Tatsächlich scheint Industrie 4.0 insgesamt im Mittelstand noch nicht vollends angekommen zu sein: Zwar bewerten in der aktuellen Commerzbank-Mittelstands-Studie 86 Prozent den digitalen Wandel „als große Chance“ für Deutschland. Gleichzeitig gestehen aber fast zwei Drittel ein, dass der Mittelstand das Thema bislang eher vernachlässige. Wie die Studie zeigt, warten viele Unternehmen die Entwicklung ab, statt selbst aktiv zu werden. Das hat Gründe: Oft fehlt es an Expertise, um einschätzen zu können, welche Möglichkeiten die Digitalisierung für das eigene Unternehmen bietet. Abschreckend wirken auch die notwendigen Investitionen, fehlende Standards und wenig Erfahrung im Umgang mit großen Datenmengen.
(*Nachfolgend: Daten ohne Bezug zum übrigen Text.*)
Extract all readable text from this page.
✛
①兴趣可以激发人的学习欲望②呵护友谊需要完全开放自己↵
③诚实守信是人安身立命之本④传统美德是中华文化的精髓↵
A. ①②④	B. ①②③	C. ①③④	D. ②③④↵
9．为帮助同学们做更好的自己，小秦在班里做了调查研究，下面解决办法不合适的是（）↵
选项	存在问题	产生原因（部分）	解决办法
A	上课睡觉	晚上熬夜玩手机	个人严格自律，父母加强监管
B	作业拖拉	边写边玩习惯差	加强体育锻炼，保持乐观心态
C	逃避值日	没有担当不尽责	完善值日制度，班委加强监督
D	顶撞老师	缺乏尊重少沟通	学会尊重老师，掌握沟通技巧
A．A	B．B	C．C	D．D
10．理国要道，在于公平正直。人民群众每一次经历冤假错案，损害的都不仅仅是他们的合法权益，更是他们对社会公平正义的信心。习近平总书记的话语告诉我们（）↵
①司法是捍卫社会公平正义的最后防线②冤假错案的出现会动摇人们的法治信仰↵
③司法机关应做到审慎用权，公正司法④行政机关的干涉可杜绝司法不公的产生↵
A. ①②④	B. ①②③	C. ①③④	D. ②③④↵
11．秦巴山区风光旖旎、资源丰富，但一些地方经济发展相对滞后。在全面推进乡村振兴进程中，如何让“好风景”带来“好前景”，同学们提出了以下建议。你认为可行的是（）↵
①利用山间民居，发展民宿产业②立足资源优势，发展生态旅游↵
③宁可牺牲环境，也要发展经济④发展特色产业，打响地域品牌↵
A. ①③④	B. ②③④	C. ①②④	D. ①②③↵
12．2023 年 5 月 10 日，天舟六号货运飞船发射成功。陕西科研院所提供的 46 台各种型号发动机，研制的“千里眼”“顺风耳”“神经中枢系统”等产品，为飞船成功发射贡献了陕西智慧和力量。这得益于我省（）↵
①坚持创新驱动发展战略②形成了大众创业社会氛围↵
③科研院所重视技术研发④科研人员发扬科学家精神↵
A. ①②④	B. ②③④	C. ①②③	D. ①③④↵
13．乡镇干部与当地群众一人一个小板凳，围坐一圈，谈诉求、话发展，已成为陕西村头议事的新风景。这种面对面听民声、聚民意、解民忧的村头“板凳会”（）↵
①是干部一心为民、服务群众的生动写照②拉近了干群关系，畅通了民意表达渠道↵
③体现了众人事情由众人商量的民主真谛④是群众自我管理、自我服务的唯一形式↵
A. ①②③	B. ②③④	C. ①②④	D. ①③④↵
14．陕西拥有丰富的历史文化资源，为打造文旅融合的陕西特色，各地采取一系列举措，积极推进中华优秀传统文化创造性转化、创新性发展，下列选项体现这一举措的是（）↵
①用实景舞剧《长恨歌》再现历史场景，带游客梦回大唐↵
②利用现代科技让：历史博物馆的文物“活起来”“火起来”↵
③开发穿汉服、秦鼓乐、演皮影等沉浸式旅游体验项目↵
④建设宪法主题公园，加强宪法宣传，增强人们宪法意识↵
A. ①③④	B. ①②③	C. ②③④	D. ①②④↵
Diese Zurückhaltung kann nach Ansicht von Unternehmensberater Stefan Schrauf gefährlich werden: „Das Thema Industrie 4.0 zu ignorieren ist fatal.“ Reiner Anderl schlägt in die gleiche Kerbe: „Jedes Unternehmen braucht eine Road Map.“ Dabei geht es freilich nicht darum, auf einen Schlag ein buntes Paket Industrie-4.0-Lösungen zu implementieren. „Ein Unternehmen muss verstehen, welche zwei, drei Punkte essenziell sind, die entsprechenden Industrie-4.0-Lösungen hierzu finden und dann genau dort investieren“, erklärt Schrauf.


Nützliche Zusammenarbeit


Hilfestellung und Fördergelder bieten verschiedenste Initiativen von Wirtschaft, Politik und Forschung. Zentrale Anlaufstelle ist die von Bundeswirtschafts- und Bundesbildungsministerium geleitete „Plattform Industrie 4.0“. Speziell der Skepsis in puncto Datensicherheit könne die Politik zudem mit EU-weit einheitlichen Standards entgegenwirken, so Schrauf. Enormes Potenzial sieht der PwC-Mann auch in einem anderen Bereich: „Gerade Kollaborationen fördern die Entstehung und Weiterentwicklung neuer Technologien.“


Tatsächlich ist die Montage-Linie von Kärcher über knapp zwei Jahre in enger Zusammenarbeit mit dem Fraunhofer-Institut für Arbeitswirtschaft und Organisation entstanden. Auch mit Nachbarunternehmen steht Kärcher im Austausch. Festo arbeitet aktuell unter anderem mit sechs Partnern an einem virtuellen 3-D-Abbild einer Fabrik. Das Ziel: In Zukunft mithilfe einer Software Funktionen testen, noch bevor die Anlage tatsächlich gebaut ist. Für jetzt sind sich aber alle Beteiligten einig: 


Industrie 4.0 steht in Deutschland noch am Anfang. „Wir werden die Einführung nicht mit einem Big Bang erleben“, befindet Professor Anderl. Er sei aber sicher, dass die Entwicklung schnell genug vorangetrieben werde: „Schon in fünf Jahren wird unsere mittelständische Industrie ganz anders aussehen.“ Diese Aussicht dürfte auch Angela Merkel gefallen.